A bend in the road is not the end of the road unless you fail to make the turn....
"The truth is that our finest moments are most likely to occur when we are feeling deeply uncomfortable, unhappy, or unfulfilled. For it is only in such moments, propelled by our discomfort, that we are likely to step out of our ruts and start searching for different ways or truer answers." M. Scott Peck
Life is not the way it's supposed to be, it's the way it is. The way you cope with it is what makes the difference. Virginia Satir
Wednesday, August 29, 2007
Life after a DNF
I have no regrets about Cascade 100. I am glad I went further than many thought I should have (and may be could have avoided much damage) because it proved that the injury wasn't in my head (or I would have questioned myself to death). I am fine with a decision to drop and not try to crawl any further because I simply couldn't and would have timed out at the couple of later aid stations and made things worse as well as my crew more tired for nothing. I am sad I didn't get to visit with Lisa's and Co at their AS and missed out on Needles section - but I'll get on it another time. Glenn had great pictures taken at various points, and I missed out on the Thorpe Mt climb for that (this is one of his shots). I am sad the idea of trying to do two 100M in a raw was stopped abruptly, but there will be many more chances to make it happen (or not). And I am definitely happy things worked out for the best and Rob got to pace Shawn - and much better development for both of their future Plain 100.

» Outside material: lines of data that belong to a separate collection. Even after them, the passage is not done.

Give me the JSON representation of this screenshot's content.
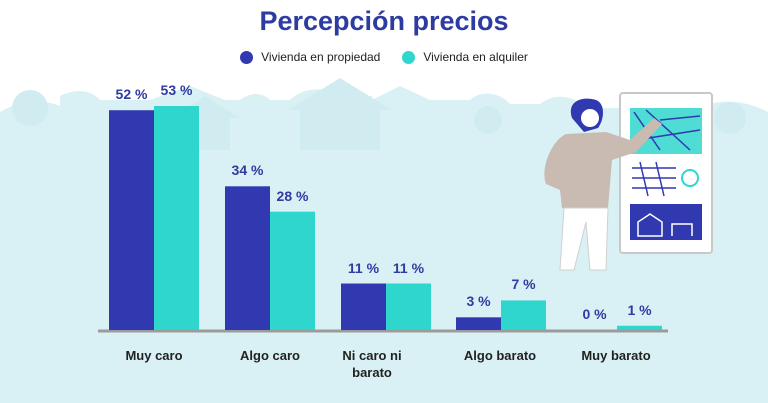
{
  "colors": {
    "series1": "#3039b0",
    "series2": "#2fd6cd",
    "title": "#2e3ba0",
    "background_scene": "#d9f1f4",
    "axis": "#9b9b9b"
  },
  "chart_data": {
    "type": "bar",
    "title": "Percepción precios",
    "categories": [
      "Muy caro",
      "Algo caro",
      "Ni caro ni barato",
      "Algo barato",
      "Muy barato"
    ],
    "series": [
      {
        "name": "Vivienda en propiedad",
        "values": [
          52,
          34,
          11,
          3,
          0
        ],
        "labels": [
          "52 %",
          "34 %",
          "11 %",
          "3 %",
          "0 %"
        ]
      },
      {
        "name": "Vivienda en alquiler",
        "values": [
          53,
          28,
          11,
          7,
          1
        ],
        "labels": [
          "53 %",
          "28 %",
          "11 %",
          "7 %",
          "1 %"
        ]
      }
    ],
    "ylim": [
      0,
      53
    ],
    "xlabel": "",
    "ylabel": "",
    "grid": false,
    "legend": "top-center"
  }
}
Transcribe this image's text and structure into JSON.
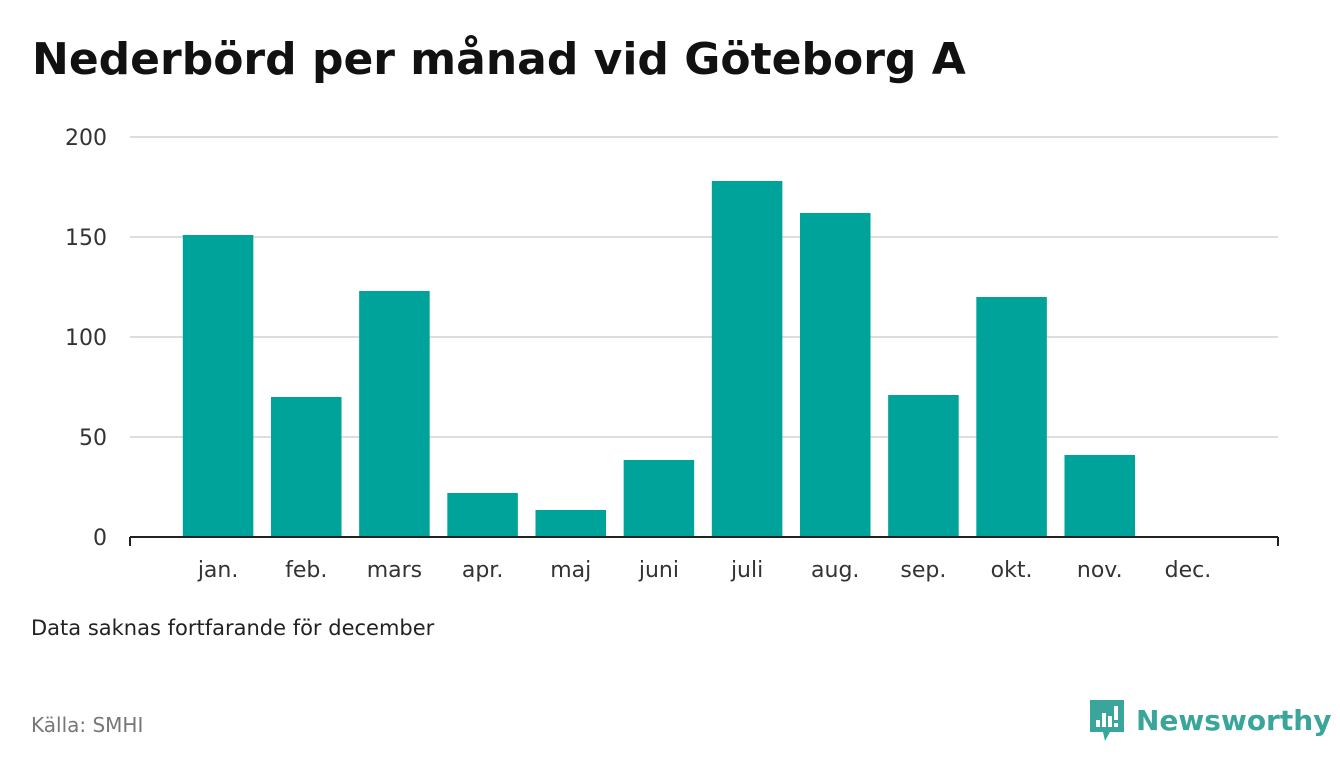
{
  "title": "Nederbörd per månad vid Göteborg A",
  "note": "Data saknas fortfarande för december",
  "source": "Källa: SMHI",
  "brand": {
    "name": "Newsworthy",
    "icon": "newsworthy-logo-icon",
    "color": "#3aa59a"
  },
  "colors": {
    "bar": "#00a39a",
    "grid": "#dddddd",
    "axis": "#222222"
  },
  "chart_data": {
    "type": "bar",
    "categories": [
      "jan.",
      "feb.",
      "mars",
      "apr.",
      "maj",
      "juni",
      "juli",
      "aug.",
      "sep.",
      "okt.",
      "nov.",
      "dec."
    ],
    "values": [
      151,
      70,
      123,
      22,
      13.5,
      38.5,
      178,
      162,
      71,
      120,
      41,
      null
    ],
    "ylim": [
      0,
      200
    ],
    "yticks": [
      0,
      50,
      100,
      150,
      200
    ],
    "grid": true,
    "title": "Nederbörd per månad vid Göteborg A"
  }
}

I've been walking like a duck these days. From Sunday to Tuesday the blown up quad was my main concern (I couldn't even brash my hand over it, and when our cat jumped on my laps, I was ready to kill it), but today as it became tolerable and regular soreness type of thing, it is obvious my hip joint is bad. Almost makes me happy for the drop - yet unhappy for the time I have to take off, when the weather is most gorgeous in OR. I pulled myself out of Teton 100 and was about to cancel my flight, when my lovely friends offered to come and hang out anyway. How can I ever say No to Lisa and Jay, Bob, Meghan, Georgie and Jackie and many more:) So I get to enjoy the views, help out with the race and crew for my buddies (too bad no pacing) - all of that AND to take my younger son with me and have some quality time with him! As we say, things usually work out for the best anyway.
Speaking of pacing, I had a visit with a good friend of mine yesterday and it may happen I get to do that at SD100!!! I am very psyched about it, I'll let you know about it once it's final (I mean my commitment is final, friend's decision on registering is not quite yet). I am also going to hang out at McKenzie River 50k - final race in Oregon Trail Series - and distribute more hugs at the finish line. That is for the following weekend.
As for my running season, it's on hold right now. I am taking this week off completely and will see if I am able to cross-train comes next. After that I'll figure out if I can run and what it feels like and decide on Bear 100. While smart pants in me saying Bear should be out no matter how I feel in 3 weeks, the OCD personality in me whisper - wait, don't cancel quite yet. But I'll survive either way. By Firetrails 50 in October I should be up to at least finishing the distance - that's my priority hope (want to see friends in SF, yeah).